実は僕は、たぶんその答えを知っている。だって先に一目惚れしたのは僕だし、好きになってもらえるようアレコレ頑張ったのも僕だ。それが成功していたんだとしたら、そのきっかけは僕が作ったものだ。ただ、それをいつか死ぬまでには確かめたかったんだ。こんなにも彼女に夢中な僕の負けは最初から決まっていた。だけど、その結果彼女のことも幸せにできる日が来たのなら、当初は不純だったきっかけさえ『大成功』という勲章を授けてあげたい。
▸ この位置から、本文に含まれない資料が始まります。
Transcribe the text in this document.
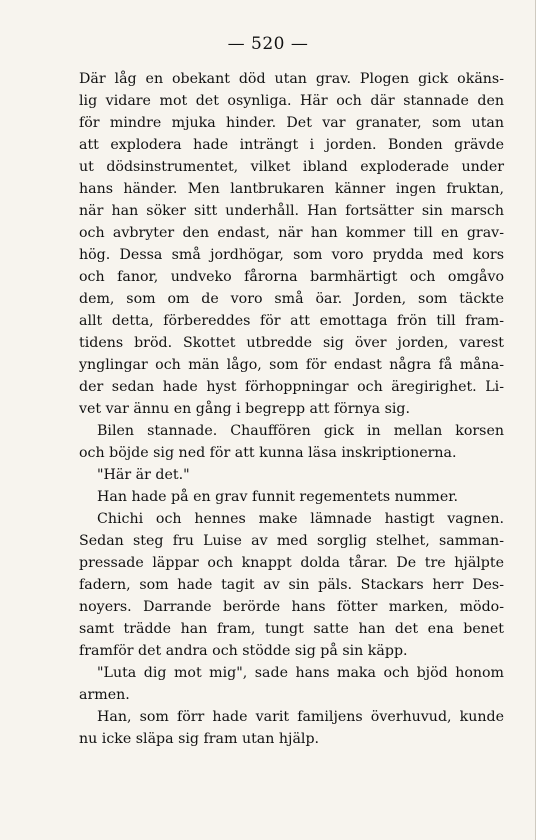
— 520 —
Där låg en obekant död utan grav. Plogen gick okäns-
lig vidare mot det osynliga. Här och där stannade den
för mindre mjuka hinder. Det var granater, som utan
att explodera hade inträngt i jorden. Bonden grävde
ut dödsinstrumentet, vilket ibland exploderade under
hans händer. Men lantbrukaren känner ingen fruktan,
när han söker sitt underhåll. Han fortsätter sin marsch
och avbryter den endast, när han kommer till en grav-
hög. Dessa små jordhögar, som voro prydda med kors
och fanor, undveko fårorna barmhärtigt och omgåvo
dem, som om de voro små öar. Jorden, som täckte
allt detta, förbereddes för att emottaga frön till fram-
tidens bröd. Skottet utbredde sig över jorden, varest
ynglingar och män lågo, som för endast några få måna-
der sedan hade hyst förhoppningar och äregirighet. Li-
vet var ännu en gång i begrepp att förnya sig.
Bilen stannade. Chauffören gick in mellan korsen
och böjde sig ned för att kunna läsa inskriptionerna.
"Här är det."
Han hade på en grav funnit regementets nummer.
Chichi och hennes make lämnade hastigt vagnen.
Sedan steg fru Luise av med sorglig stelhet, samman-
pressade läppar och knappt dolda tårar. De tre hjälpte
fadern, som hade tagit av sin päls. Stackars herr Des-
noyers. Darrande berörde hans fötter marken, mödo-
samt trädde han fram, tungt satte han det ena benet
framför det andra och stödde sig på sin käpp.
"Luta dig mot mig", sade hans maka och bjöd honom
armen.
Han, som förr hade varit familjens överhuvud, kunde
nu icke släpa sig fram utan hjälp.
今日のベッドは、真っ白だ。シーツも、枕も、なにもかも真っ白。今までと違うところは、他にもある。寝転んでいるのは、僕だけ。彼女は、ベッド脇のあまり座り心地良さそうではない椅子に座っている。歳の数だけしわこそ増えたが、それさえ可愛らしい彼女への想いは変わらない。本当はあの頃のように一緒にゴロゴロしたいところだが、それはもう叶わない。僕の腕には点滴の管、顔には酸素の管が付いている。僕たちは、気付けば出会ってから50年以上も時を共にしていた。



「あのね…」


「うん」


「あなたが、私の推しに似ていたの」


「うん」


「でも、それはきっかけよ?知れば知るほどあなた自身の可愛らしさにハマったわ」


「よかった、それなら僕の大成功だ」



怒るどころか、喜ぶ僕に彼女の顔にクエスチョンマークが浮かぶ。



「僕という存在に、気付いてもらうため…」


「うん?」


「意外と可愛い男子が好きだった君に、見つけてもらうために…」


「うん」


「君の推しを研究した僕の人生計画、大成功だね」


「なにそれ…完全にハメられたのね、私」



そう言って彼女は、泣きながら笑う。僕は50年越しの『大成功』の勲章に満足して、ニッと笑ってみせた。お互いに、共に歳を重ねた手を握りしめる。



「教えてくれて、ありがとう」


「うん」


「僕を好きになってくれて、ありがとう」


「うん」


「最期に、キスしてくれる?」


「自分で、最期って言わないでよ……」




涙を流しながら、あの頃僕が一目惚れした、大好きな照れ笑いをしながら、優しくキスをしてくれた。





「ねぇ、どうして僕のこと好きになったの?」


「だーかーら、ヒミツだってば♡」



いつだって笑ってごまかす、優しい彼女の笑顔が浮かぶ。しつこく聞いてごめんね。



最期のキスは、しょっぱかったね。

何度次の命で出会っても、君にキスしてもらえる人生になるよう、僕は頑張るよ。